Esto es España, amigos, así somos los españoles. ¿Son estas las costumbres que habrán de adoptar obligatoriamente los que vengan a vivir con nosotros? ¿Serán otras? ¿Cómo decidiremos qué costumbres merecen preservarse y ser impuestas? ¿Propondrá el PP una subcomisión parlamentaria para que estudie el asunto? ¿Crearemos también unos tribunales especiales para juzgar a los que no se hayan adaptado adecuadamente? Al final lo que hemos descubierto es que detrás de las propuestas de Rajoy lo que hay es el miedo al velo, el rechazo un poco irracional a la diferencia que el velo representa, la pretensión utópica de que las diferencias pueden borrarse mediante decretos. A lo mejor podría servirnos de algo la experiencia de las dictaduras comunistas, que también creyeron -véase el caso de Polonia- que los sentimientos religiosos de la gente podían borrarse por el expeditivo procedimiento de proclamar que la religión es el opio del pueblo y, en consecuencia, abolirla de las escuelas. Humo y xenofobia es lo que hay detrás de ese "contrato para la integración", según el diagnóstico certero que ha hecho Alfredo Pérez Rubalcaba.
LOS BUENOS SOMOS NOSOTROS; LOS MALOS SON ELLOS
Esa tendencia a creer que todos los bienes están en nosotros y todos los males ("las urgencias están colapsadas por culpa de los inmigrantes", Arias Cañete dixit ) en los que vienen de fuera la llevamos inscrita en los genes por lo menos desde cuando vagábamos por el planeta en busca del fuego. Pero creíamos que siglos y siglos de civilización nos habían enseñado a mantener dormida la bestia que llevamos dentro, a comportarnos con un poco de decencia y de racionalidad, con un poco de sentido común, tal como reclama una y otra vez Rajoy en sus intervenciones parlamentarias. ¿Está el PP en contra de la civilización? Dan ganas de pensar que sí, a la vista de las propuestas tan primitivas, tan injustas, tan insolidarias que ha presentado para afrontar los problemas de la inmigración.
No hace mucho, en una excursión campestre, fuimos a dar con una aldea que tenía un hermoso frontón presidiendo la plaza. En una de las paredes de aquel frontón estaba escrita, en letras azul añil, esta advertencia: al forastero que venga a pretender, le cuesta la moza 500 pesetas. Está claro que la "pintada" no era de ayer ni de antesdeayer, pero es un buen reflejo de esas pulsiones primarias, irracionales, de rechazo al que viene de fuera, pulsiones difíciles de mantener a raya, como la mala hierba. España, esta España que amamos aunque algunas de sus costumbres no nos gusten nada, se quitó el hambre gracias a la emigración y prosperó, a partir de los años sesenta del siglo pasado, gracias a las divisas que traían los extranjeros. Y no puede decirse, sin faltar a la verdad, que aquellos extranjeros, aquellos primeros turistas, tuvieran a su servicio unos camareros de extraordinaria preparación profesional. Más bien al contrario, porque quienes les atendían eran jóvenes que acababan de desertar del arado. Deberíamos recordar esto, deberíamos recordarlo siempre - querido Miguel Arias Cañete- antes de abrir la boca.

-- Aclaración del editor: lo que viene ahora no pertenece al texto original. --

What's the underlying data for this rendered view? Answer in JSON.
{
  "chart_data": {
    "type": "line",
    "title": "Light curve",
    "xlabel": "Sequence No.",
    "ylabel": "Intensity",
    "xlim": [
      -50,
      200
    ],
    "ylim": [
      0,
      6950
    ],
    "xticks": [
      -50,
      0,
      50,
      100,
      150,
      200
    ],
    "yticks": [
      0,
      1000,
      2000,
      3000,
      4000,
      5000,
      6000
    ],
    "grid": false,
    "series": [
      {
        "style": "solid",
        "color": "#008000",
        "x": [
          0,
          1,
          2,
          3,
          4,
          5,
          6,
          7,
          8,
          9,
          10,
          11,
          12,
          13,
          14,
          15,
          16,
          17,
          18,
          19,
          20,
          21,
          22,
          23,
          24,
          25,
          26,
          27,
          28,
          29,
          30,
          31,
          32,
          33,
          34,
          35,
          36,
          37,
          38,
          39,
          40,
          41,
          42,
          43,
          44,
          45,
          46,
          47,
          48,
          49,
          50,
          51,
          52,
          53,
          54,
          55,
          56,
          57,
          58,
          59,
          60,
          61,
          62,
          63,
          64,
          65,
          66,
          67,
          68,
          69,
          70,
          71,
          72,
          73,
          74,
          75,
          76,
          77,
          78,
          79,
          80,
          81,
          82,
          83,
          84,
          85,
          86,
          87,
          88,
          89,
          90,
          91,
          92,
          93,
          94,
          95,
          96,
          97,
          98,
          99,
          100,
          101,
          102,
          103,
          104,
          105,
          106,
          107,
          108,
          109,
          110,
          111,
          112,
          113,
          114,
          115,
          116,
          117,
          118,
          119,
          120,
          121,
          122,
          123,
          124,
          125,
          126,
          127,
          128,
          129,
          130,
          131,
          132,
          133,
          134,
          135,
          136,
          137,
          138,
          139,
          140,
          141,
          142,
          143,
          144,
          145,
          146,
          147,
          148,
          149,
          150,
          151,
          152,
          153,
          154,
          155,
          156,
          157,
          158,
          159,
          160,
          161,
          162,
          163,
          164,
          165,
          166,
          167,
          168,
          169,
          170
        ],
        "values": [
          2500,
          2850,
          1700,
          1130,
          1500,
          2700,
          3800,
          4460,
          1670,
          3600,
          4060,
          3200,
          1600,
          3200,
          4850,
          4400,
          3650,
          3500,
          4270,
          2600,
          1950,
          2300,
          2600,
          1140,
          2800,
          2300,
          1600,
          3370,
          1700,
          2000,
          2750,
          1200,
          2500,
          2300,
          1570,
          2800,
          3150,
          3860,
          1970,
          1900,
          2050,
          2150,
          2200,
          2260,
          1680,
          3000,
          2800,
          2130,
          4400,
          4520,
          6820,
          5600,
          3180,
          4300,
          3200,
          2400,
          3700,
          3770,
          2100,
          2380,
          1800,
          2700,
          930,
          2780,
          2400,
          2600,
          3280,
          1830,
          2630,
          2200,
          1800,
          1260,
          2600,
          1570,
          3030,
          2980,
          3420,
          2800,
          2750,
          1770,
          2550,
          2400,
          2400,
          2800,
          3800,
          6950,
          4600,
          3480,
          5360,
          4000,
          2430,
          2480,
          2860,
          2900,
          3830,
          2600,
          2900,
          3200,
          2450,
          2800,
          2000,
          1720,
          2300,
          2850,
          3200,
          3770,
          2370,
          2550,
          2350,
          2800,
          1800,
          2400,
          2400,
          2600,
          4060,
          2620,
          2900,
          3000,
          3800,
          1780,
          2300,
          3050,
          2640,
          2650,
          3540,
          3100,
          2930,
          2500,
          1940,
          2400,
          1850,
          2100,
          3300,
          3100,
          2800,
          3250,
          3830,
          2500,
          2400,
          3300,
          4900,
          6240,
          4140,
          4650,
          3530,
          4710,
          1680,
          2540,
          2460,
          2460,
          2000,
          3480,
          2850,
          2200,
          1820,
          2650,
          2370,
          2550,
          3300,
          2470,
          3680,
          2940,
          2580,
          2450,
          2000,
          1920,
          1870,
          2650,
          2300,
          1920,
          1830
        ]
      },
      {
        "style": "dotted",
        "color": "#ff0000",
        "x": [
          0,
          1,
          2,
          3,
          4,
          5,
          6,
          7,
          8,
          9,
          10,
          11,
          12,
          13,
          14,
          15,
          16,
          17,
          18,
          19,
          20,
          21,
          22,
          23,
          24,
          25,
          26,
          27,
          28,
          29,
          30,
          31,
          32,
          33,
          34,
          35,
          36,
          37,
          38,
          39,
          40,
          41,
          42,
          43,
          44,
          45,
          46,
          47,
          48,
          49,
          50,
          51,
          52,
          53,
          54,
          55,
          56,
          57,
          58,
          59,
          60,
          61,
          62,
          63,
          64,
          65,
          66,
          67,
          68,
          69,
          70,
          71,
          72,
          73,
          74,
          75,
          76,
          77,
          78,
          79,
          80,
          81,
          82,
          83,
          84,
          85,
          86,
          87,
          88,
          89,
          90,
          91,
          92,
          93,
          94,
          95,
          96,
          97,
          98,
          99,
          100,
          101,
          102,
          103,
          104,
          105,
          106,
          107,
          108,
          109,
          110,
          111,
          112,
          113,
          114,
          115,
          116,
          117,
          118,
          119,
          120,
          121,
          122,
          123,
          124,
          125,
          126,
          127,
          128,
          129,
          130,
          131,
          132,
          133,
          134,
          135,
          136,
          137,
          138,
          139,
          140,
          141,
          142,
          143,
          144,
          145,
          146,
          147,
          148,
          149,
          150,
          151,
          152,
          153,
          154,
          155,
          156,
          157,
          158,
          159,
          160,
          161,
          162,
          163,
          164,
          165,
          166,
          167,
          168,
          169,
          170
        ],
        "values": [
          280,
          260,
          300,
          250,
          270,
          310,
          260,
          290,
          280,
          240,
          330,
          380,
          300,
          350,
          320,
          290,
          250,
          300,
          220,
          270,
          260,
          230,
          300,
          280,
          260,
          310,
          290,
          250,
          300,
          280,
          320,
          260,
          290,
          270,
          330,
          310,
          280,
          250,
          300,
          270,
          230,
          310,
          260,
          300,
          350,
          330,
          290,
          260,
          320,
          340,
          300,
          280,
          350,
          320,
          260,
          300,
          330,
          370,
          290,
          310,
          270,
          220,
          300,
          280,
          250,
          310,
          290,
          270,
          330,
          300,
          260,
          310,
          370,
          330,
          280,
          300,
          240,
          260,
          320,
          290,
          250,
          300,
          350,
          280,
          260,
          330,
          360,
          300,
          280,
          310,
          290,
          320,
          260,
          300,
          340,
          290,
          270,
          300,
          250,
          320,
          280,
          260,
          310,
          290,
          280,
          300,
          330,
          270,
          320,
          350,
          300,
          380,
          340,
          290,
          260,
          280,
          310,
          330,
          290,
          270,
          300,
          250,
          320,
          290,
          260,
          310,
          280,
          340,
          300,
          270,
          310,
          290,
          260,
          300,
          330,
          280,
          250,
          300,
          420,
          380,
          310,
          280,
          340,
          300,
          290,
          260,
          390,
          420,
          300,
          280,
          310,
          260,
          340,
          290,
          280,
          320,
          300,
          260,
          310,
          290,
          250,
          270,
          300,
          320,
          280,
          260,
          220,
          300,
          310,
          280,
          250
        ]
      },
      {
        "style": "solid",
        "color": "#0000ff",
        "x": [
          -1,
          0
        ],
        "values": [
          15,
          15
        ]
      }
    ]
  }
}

Termino mi reflexión con otra anécdota personal. En el año 82, cuando todavía estábamos muy lejos de ser un país rico reacio a compartir su riqueza, un grupo de amigos hicimos un viaje a París. A la vuelta se nos averió el coche en una localidad llamada Chateaudum. Mientras esperábamos la reparación, trabamos amistad con un inmigrante español, de la provincia de Ciudad Real, que, veinticinco años después de su llegada a Francia, seguía echando pestes de la costumbre local de acostarse demasiado pronto y levantarse muy temprano. Aquel hombre era incapaz de pronunciar una palabra tan sencilla como voiture, y seguía hablando de la vatúa cada vez que se interesaba por los avances de la reparación. ¿Cuál tendría que haber sido nuestra reacción si un desalmado hubiera propuesto expulsarlo de Francia, dada su manifiesta incapacidad para adaptarse al idioma y las costumbres francesas?
Menos mal que, al día siguiente de este patinazo con la integración de los inmigrantes, Mariano Rajoy enderezó de nuevo el rumbo con la promesa de plantar quinientos millones de árboles. Eso suena mucho mejor, don Mariano, aunque todos sepamos que no se plantará ni una quinta parte en caso de ser usted el inquilino de la Moncloa.